Тяжелые дни… тревожные…
Словно земля из-под ног уплывала.
В воздухе будто бы повисал человек.
Дни испытаний, черных дум и тревожных волнений — тяжелые дни.
Город, завоеванный теми, кто строил, кто жизнь ему дал, — этот Н о в ы й г о р о д ждал нестерпимо, тревожно, тяжко, что придут, войдут в него те, что прав на него не имеют.
И они шли…
Неведомо откуда взявшиеся, близко уже подходили.
Тяжелые дни. Тревожные.
Земля из-под ног уплывала. Земля траншеями прорезалась.

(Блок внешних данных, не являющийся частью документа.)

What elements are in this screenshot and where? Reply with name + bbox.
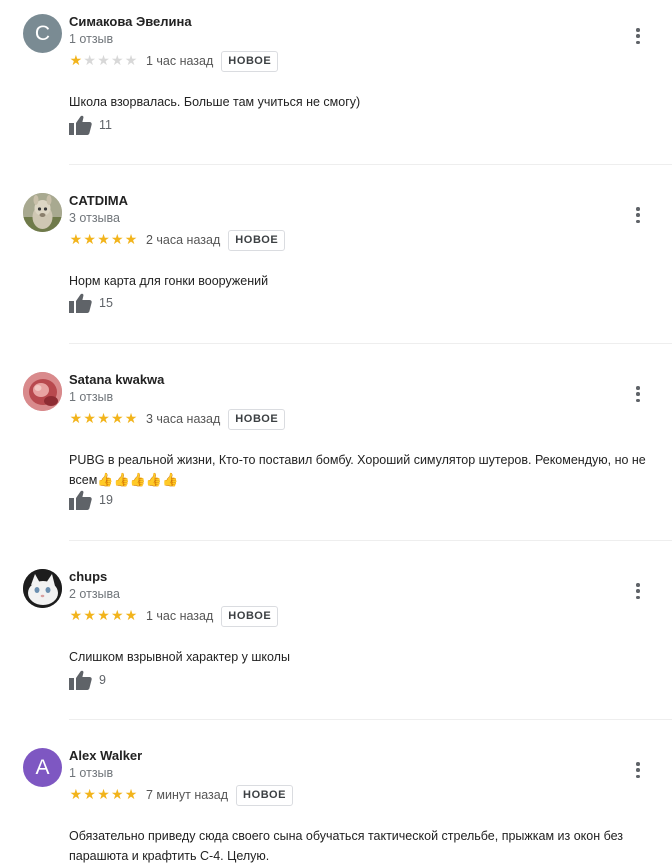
star-rating: ★ ★ ★ ★ ★ [69,233,138,247]
new-badge: НОВОЕ [221,50,279,72]
white-cat-photo [23,569,62,608]
review-count: 3 отзыва [69,211,120,225]
star-icon: ★ [83,411,96,427]
star-icon: ★ [83,608,96,624]
star-icon: ★ [97,53,110,69]
review-author[interactable]: chups [69,569,107,584]
star-icon: ★ [124,787,138,803]
thumbs-up-emoji: 👍👍👍👍👍 [97,472,179,487]
star-rating: ★ ★ ★ ★ ★ [69,609,138,623]
avatar[interactable] [23,193,62,232]
divider [69,540,672,541]
star-rating: ★ ★ ★ ★ ★ [69,788,138,802]
review-count: 1 отзыв [69,766,114,780]
star-rating: ★ ★ ★ ★ ★ [69,412,138,426]
star-icon: ★ [124,608,138,624]
review-text: PUBG в реальной жизни, Кто-то поставил б… [69,450,669,490]
star-icon: ★ [69,232,83,248]
like-button[interactable]: 11 [69,115,112,135]
divider [69,343,672,344]
review-author[interactable]: Alex Walker [69,748,142,763]
review-text: Школа взорвалась. Больше там учиться не … [69,95,361,109]
review-time: 7 минут назад [145,788,229,802]
star-icon: ★ [69,411,83,427]
review-time: 2 часа назад [145,233,221,247]
star-icon: ★ [111,787,124,803]
divider [69,164,672,165]
star-icon: ★ [69,608,83,624]
star-icon: ★ [111,53,124,69]
star-icon: ★ [83,232,96,248]
avatar[interactable]: С [23,14,62,53]
like-count: 9 [99,673,106,687]
review-count: 1 отзыв [69,32,114,46]
review-text: Слишком взрывной характер у школы [69,650,290,664]
review-meta: ★ ★ ★ ★ ★ 2 часа назад НОВОЕ [69,229,286,251]
like-count: 11 [99,118,112,132]
new-badge: НОВОЕ [236,784,294,806]
like-count: 15 [99,296,113,310]
like-count: 19 [99,493,113,507]
review-meta: ★ ★ ★ ★ ★ 1 час назад НОВОЕ [69,50,279,72]
like-button[interactable]: 9 [69,670,106,690]
review-meta: ★ ★ ★ ★ ★ 1 час назад НОВОЕ [69,605,279,627]
reviews-list: С Симакова Эвелина 1 отзыв ★ ★ ★ ★ ★ 1 ч… [0,0,672,863]
review-author[interactable]: CATDIMA [69,193,128,208]
review-item: A Alex Walker 1 отзыв ★ ★ ★ ★ ★ 7 минут … [0,748,672,863]
thumbs-up-icon [69,115,92,135]
avatar[interactable] [23,372,62,411]
review-meta: ★ ★ ★ ★ ★ 7 минут назад НОВОЕ [69,784,294,806]
review-item: С Симакова Эвелина 1 отзыв ★ ★ ★ ★ ★ 1 ч… [0,14,672,166]
divider [69,719,672,720]
more-vert-icon[interactable] [632,583,644,599]
star-icon: ★ [97,232,110,248]
new-badge: НОВОЕ [228,408,286,430]
star-icon: ★ [111,608,124,624]
like-button[interactable]: 15 [69,293,113,313]
more-vert-icon[interactable] [632,207,644,223]
review-time: 1 час назад [145,54,214,68]
review-author[interactable]: Satana kwakwa [69,372,164,387]
llama-photo [23,193,62,232]
star-icon: ★ [124,53,138,69]
star-icon: ★ [69,53,83,69]
new-badge: НОВОЕ [221,605,279,627]
star-icon: ★ [97,608,110,624]
review-author[interactable]: Симакова Эвелина [69,14,192,29]
star-icon: ★ [97,411,110,427]
star-icon: ★ [83,787,96,803]
star-icon: ★ [124,232,138,248]
pink-closeup-photo [23,372,62,411]
review-meta: ★ ★ ★ ★ ★ 3 часа назад НОВОЕ [69,408,286,430]
more-vert-icon[interactable] [632,386,644,402]
review-text: Норм карта для гонки вооружений [69,274,269,288]
more-vert-icon[interactable] [632,28,644,44]
star-icon: ★ [111,232,124,248]
star-icon: ★ [124,411,138,427]
review-time: 3 часа назад [145,412,221,426]
avatar-letter: A [35,755,50,779]
star-icon: ★ [83,53,96,69]
avatar[interactable]: A [23,748,62,787]
avatar[interactable] [23,569,62,608]
thumbs-up-icon [69,670,92,690]
review-item: CATDIMA 3 отзыва ★ ★ ★ ★ ★ 2 часа назад … [0,193,672,345]
thumbs-up-icon [69,293,92,313]
like-button[interactable]: 19 [69,490,113,510]
thumbs-up-icon [69,490,92,510]
review-item: chups 2 отзыва ★ ★ ★ ★ ★ 1 час назад НОВ… [0,569,672,721]
review-count: 2 отзыва [69,587,120,601]
review-text: Обязательно приведу сюда своего сына обу… [69,829,624,863]
avatar-letter: С [34,21,51,45]
star-rating: ★ ★ ★ ★ ★ [69,54,138,68]
star-icon: ★ [69,787,83,803]
new-badge: НОВОЕ [228,229,286,251]
star-icon: ★ [111,411,124,427]
star-icon: ★ [97,787,110,803]
review-count: 1 отзыв [69,390,114,404]
more-vert-icon[interactable] [632,762,644,778]
review-time: 1 час назад [145,609,214,623]
review-item: Satana kwakwa 1 отзыв ★ ★ ★ ★ ★ 3 часа н… [0,372,672,569]
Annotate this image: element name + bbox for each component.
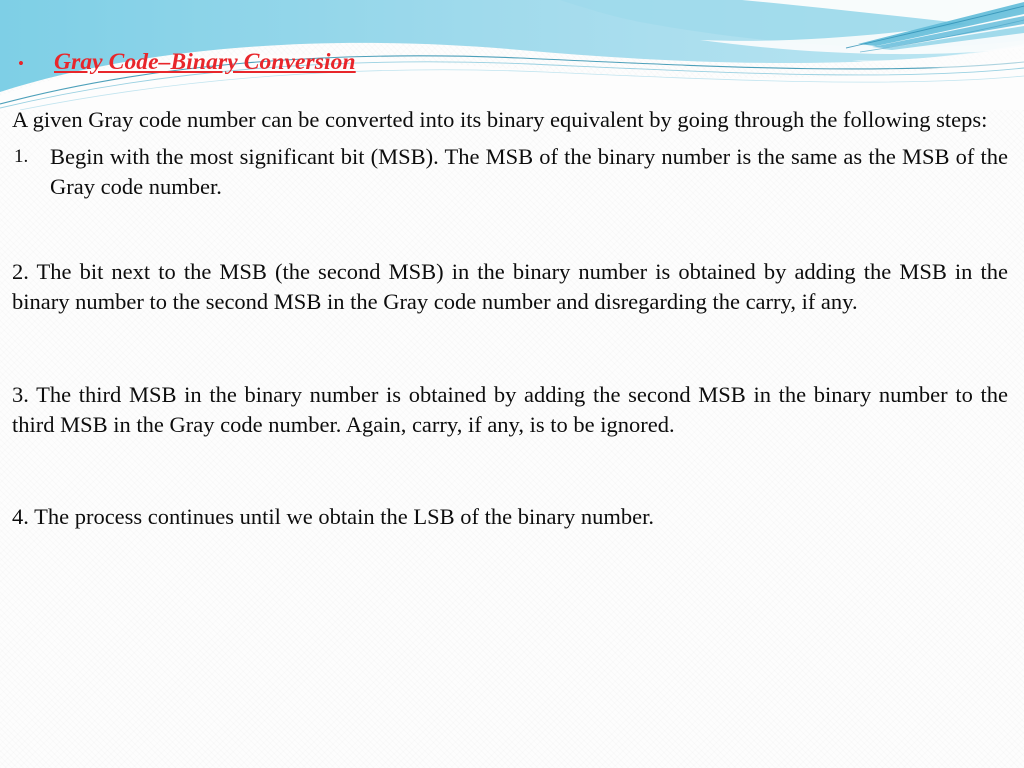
bullet-icon: • [18,54,24,73]
paragraph-step-4: 4. The process continues until we obtain… [12,503,654,529]
list-item-step-1: 1. Begin with the most significant bit (… [12,142,1008,202]
paragraph-step-3: 3. The third MSB in the binary number is… [12,381,1008,437]
slide-canvas: • Gray Code–Binary Conversion A given Gr… [0,0,1024,768]
list-item-step-1-text: Begin with the most significant bit (MSB… [50,144,1008,199]
title-row: • Gray Code–Binary Conversion [14,50,1008,75]
list-marker-1: 1. [14,146,29,167]
page-title: Gray Code–Binary Conversion [54,49,356,75]
slide-content: • Gray Code–Binary Conversion A given Gr… [0,0,1024,768]
paragraph-step-2: 2. The bit next to the MSB (the second M… [12,258,1008,314]
intro-paragraph: A given Gray code number can be converte… [12,106,988,132]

Вышки, колокольни укреплялись мешками с песком.
Каждый дом — крепость.
Каждое окно — бойница.
Ни одной пяди — т е м!
Ни одного камня мостовой — т е м!
О, если бы камень каждый динамитным стал снарядом!
О, если бы каналы, реки города все — пламенеющей нефтью!
О, если бы цок конского копыта, каждый звук — громкогремящим молотом бил в мозг врага!
О, если бы огоньки окон, свечек, спичек — разящей молнией!..
Так пел бы Новый город молитву боевую, так пел бы, если б имел голос, сердце и мозг если б имел!
Но разве не имел?
Те, что выросли в нем, — не часть его разве?
Не нотки голоса его, не капли крови, не тонкое волокно мышц его сердца?
А все они — сыны. Разве не он сам отец?
Он — каменный.
Но они не каменные разве?
Твердостью духа, закалкою, силой мышц творящих, беспредельностью творящей мысли — не каменные?..
В тяжелые тревожные дни, когда сынам города — бойцам грозило лихо, гибель, смерть, когда враг двигался черной тучей, стремясь затмить возгоревшее ярко солнце, в те дни бойцы — а сыны, строители города, все бойцы — почувствовали, сознали, что должны победить или пасть.
Слава пережившим эти дни, не хоронившимся в углах, а идущим на поля загородные для встречи врага!
Слава ждущим его в городе, пядь каждую вооружа земли!
Счастливы жившие в эти дни!
Живший в эти дни, умирая, не скажет, что даром жил!
Жил ли кто даром, живет ли кто напрасно сейчас?
Не было и нет таких!
А если были, есть — умолчим о них, ибо они — мертвы.
Живя — мертвы.
Умолчим, ибо сказано о них все!
В те дни на питерском фронте встретился Васька со старым товарищем, Самсончиком-матросом.
В пехотный отряд сформированные моряки держали связь с полком, в котором находился Васька.
Самсончик — такой же цыгански черный, чернее еще, чем был, такой же горячий, вспененными губами произносящий горячие, часто не договоренные от поспешности слова.
В кожаной нараспашку куртке, смуглой грудью обнаженно встречающий октябрьский ветер и непогоду, грудь эту также обнаженно нес навстречу губящему ветру-непогоде вражьих пуль.
Не ложился, перебежек не делал при перестрелке, а силою молодого, воспламененного жаждой битвы сердца, жаждою, в крик переходящей, в звонкое, дерзкое «Даешь!», — шел с этим вскриком, лозунгом и молитвою бойца и пал, четырьмя сраженный, четырьмя разрывными в грудь.
Во время короткого затишья, раненый, перевязанный, пришел в морской отряд Васька проститься с убитым товарищем.